Escalating fears that the U.S. government may partially shut down has led to selling in Asian and European stocks and led to a drop in U.S. stock futures. But the uncertainty could lead to a perfect buying opportunity and an ideal route back into this year's stock market rally, according to one money manager.
Forty five percent of CNBC readers who voted in an online poll on Monday said they would go short the S&P 500 because of the looming government shutdown. But Michael Yoshikami, founder and CEO of Destination Wealth Management, told CNBC that he's biding his time in the hopes of getting back into the market.
(Read More: As US shutdownlooms, how will you trade S&P 500 ?)

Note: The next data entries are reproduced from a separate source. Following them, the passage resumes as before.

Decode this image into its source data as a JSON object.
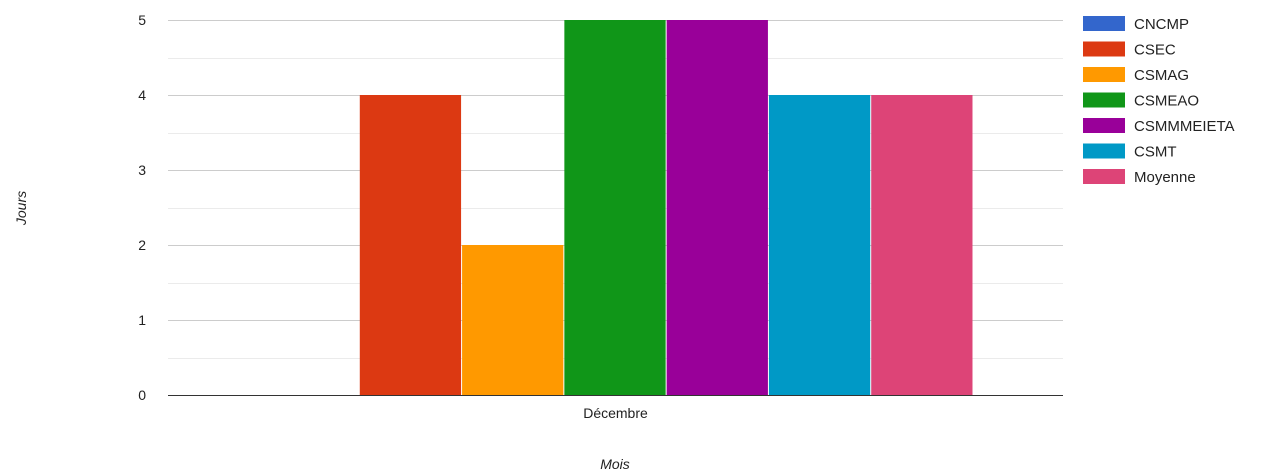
{
  "chart_data": {
    "type": "bar",
    "xlabel": "Mois",
    "ylabel": "Jours",
    "categories": [
      "Décembre"
    ],
    "ylim": [
      0,
      5
    ],
    "y_ticks": [
      "0",
      "1",
      "2",
      "3",
      "4",
      "5"
    ],
    "grid": true,
    "legend_position": "right",
    "series": [
      {
        "name": "CNCMP",
        "values": [
          0
        ],
        "color": "#3366CC"
      },
      {
        "name": "CSEC",
        "values": [
          4
        ],
        "color": "#DC3912"
      },
      {
        "name": "CSMAG",
        "values": [
          2
        ],
        "color": "#FF9900"
      },
      {
        "name": "CSMEAO",
        "values": [
          5
        ],
        "color": "#109618"
      },
      {
        "name": "CSMMMEIETA",
        "values": [
          5
        ],
        "color": "#990099"
      },
      {
        "name": "CSMT",
        "values": [
          4
        ],
        "color": "#0099C6"
      },
      {
        "name": "Moyenne",
        "values": [
          4
        ],
        "color": "#DD4477"
      }
    ]
  }
}
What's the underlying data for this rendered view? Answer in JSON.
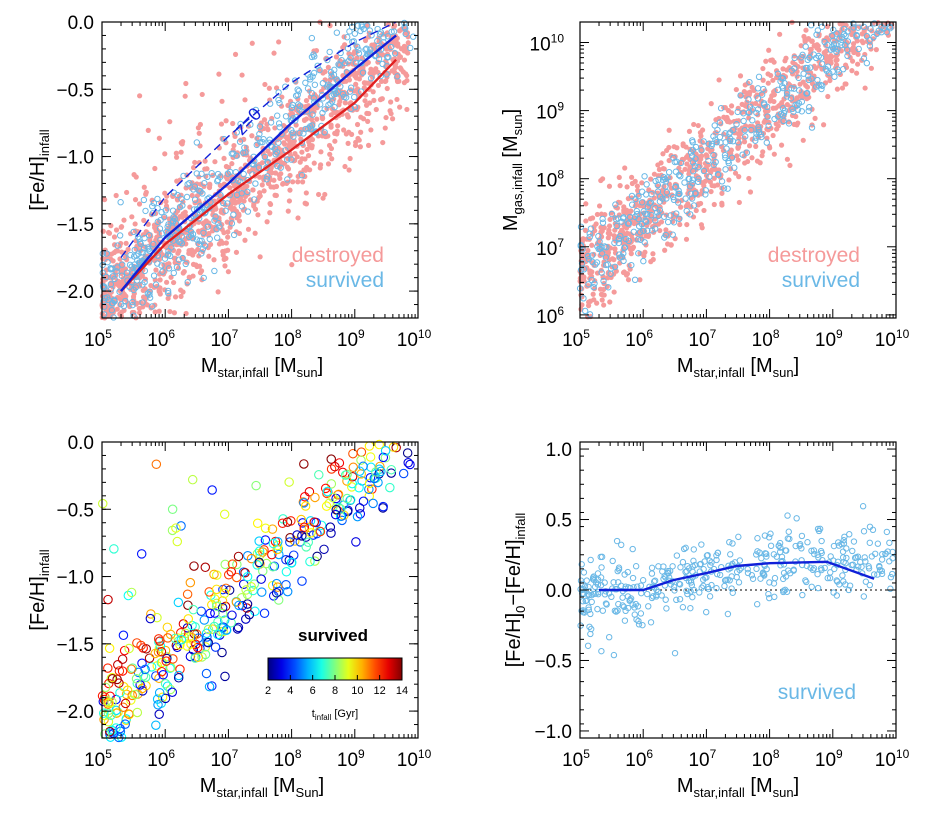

"It's an opportunity," he said. "In the end you still have a market that is, at worst, fairly valued and you have nowhere else to go. If you are into fixed income you are losing money. Money market here makes nothing."
Yoshikami believes the shutdown is just posturing and said investors should buy some blue chip stocks if there is softness in the market this week.
U.S. politicians have been unable to reach an agreement on budget spending and face a deadline of midnight on Monday, after which the government will shut down, resulting in 800,000 federal employees being put on temporary leave.
(Read More: US budget uncertainty may limit gold's decline)
The Republican-controlled House of Representatives early on Sunday passed a measure that ties government funding to a one-year delay of President Barack Obama's landmark health care restructuring law, also known as "Obamacare".